Is it that the data that some interested parties are collecting (xrays and MRIs associated with different head types) is not as suggestive as those collecting it believe for some reason?


Basically, with purebreds, you either want your dog to look like a proper breed example or you don't care if they drift away until they start looking, as many byb/puppy mill cavaliers do, like they are crossbred with terriers, beagles, springers, etc. This causes all sorts of problems in and of themselves.

It's certainly an issue that for some people seems to present an ethical dilemma. But i get the impression this hasn't really been studied, there haven't been any systematic comparisons of purebred v mutts (not just crossbreeds but heinz 57s) to get an idea if there is any substantial health difference. The generalization that mutts are healthier than purebreds isn't really based on any proof (is that true?), but does make sense theoretically, in terms of restricted gene pools. It's an interesting subject to me, as i never was interested in having a purebred dog, i had known many in my life of course, but found my own mutts to be the best of dogs, cute, beautiful, friendly, sweet and smart, so didn't see the point in having a purebred--until i met a cavalier.


If people want genetic diversity, then it is better to choose one of the millions of needy crossbreeds in every shelter in n every country rather than support BYBs and puppy mills in demolishing a breed by disregarding both health or conformation.

I think that a lot of byb's do a lot of inbreeding--carelessly and crudely--just using one sire and one or two dams over and over, i don't think it's necessarily true that byb's use diversity. My impression was that some very highly ethical breeders advocated "breeding for diversity," even breed clubs had taken this position--but i'm not sure where i was reading this. Am i remembering wrong?


A white faced cavalier like any type of mismarking can always appear in any breeder's lines and is not a problem, simply an interesting variation in markings that would keep the dog from being shown -- if it otherwise was of show quality (very few dogs are of show quality).

This was one of the things i read in a mail group discussion, that there once was more diversity in the markings of cavaliers being shown than now. Why would that be, if it's true?

babyC
12th March 2007, 07:49 AM
Thanks Linda, but actually that is the famous Princess Dandyridge Brandywine, pet of Charlotte York from the show Sex and the City!

Her real name is "Penny" and she has been in movies, ads and even Oprah's O magazine!

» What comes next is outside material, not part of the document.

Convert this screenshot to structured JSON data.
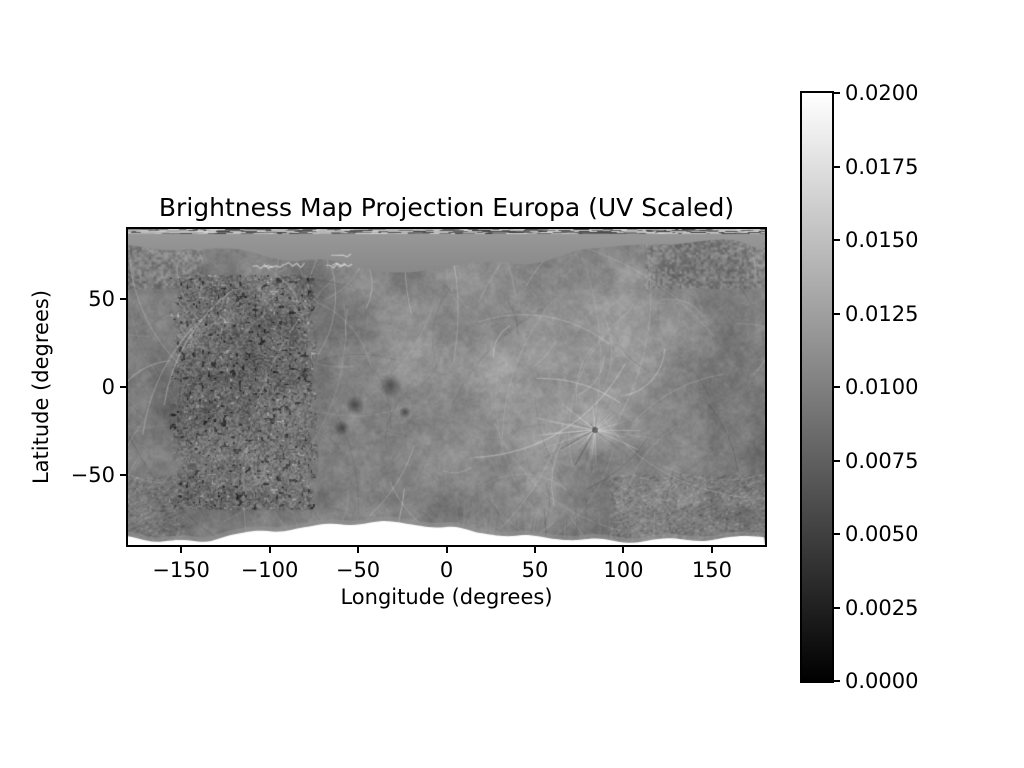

ahhhh !! she's my favee .. ! :D have been searching for a long time for her clear pic!

Julie S
12th March 2007, 08:25 AM
I must admit that "Elizabeth Taylor" was the first I'd ever heard of a Cavalier! icon_whistling And she was such a cutie.

quoman
12th March 2007, 10:41 AM
Thanks for all the advice and info, not intending to show Charlie (obvious name I know but it seemed to fit) just want a happy healthy new member of the family, as soon as I have some pics I will post them up. we have hopefully bought from a reputable breeder, we've met the mum and seen xmas cards from dad !! looking forward to some interesting chats on here and gaining some very useful tips and help

Bruce H
12th March 2007, 11:19 AM
If you look at my avatar, you will see a beautiful tri that has just 1/2 of a mask that came out of our tri girl Pixxie. This was our first breeding of Pixxie, so we don't know if this is something way back in her lines or the stud's lines or if it was just a fluke. In any case, there's not a thing wrong from the standpoint of health, which is our primary consideration, she's just unique. In fact, I always thought she was the cutest of the bunch! We would not want to consider her for breeding because she does not fit the breed standard for markings, but we were very happy to place her with a wonderful family who just adore her.

*Pauline*
12th March 2007, 11:56 AM
I was keen to get some symmetry in the eye patches with Dylan before he was born but when his litter were born, I didn't go for the puppy with the best markings. He is pretty but it was his personality I loved.

I also think Bruce that your half mask puppy has the sweetest face of the litter.

I'd love to see a picture of this little white faced pup. I can tell you one thing, Dylan doesn't have much colour on his body and in the sun, he looks amazing, he glows.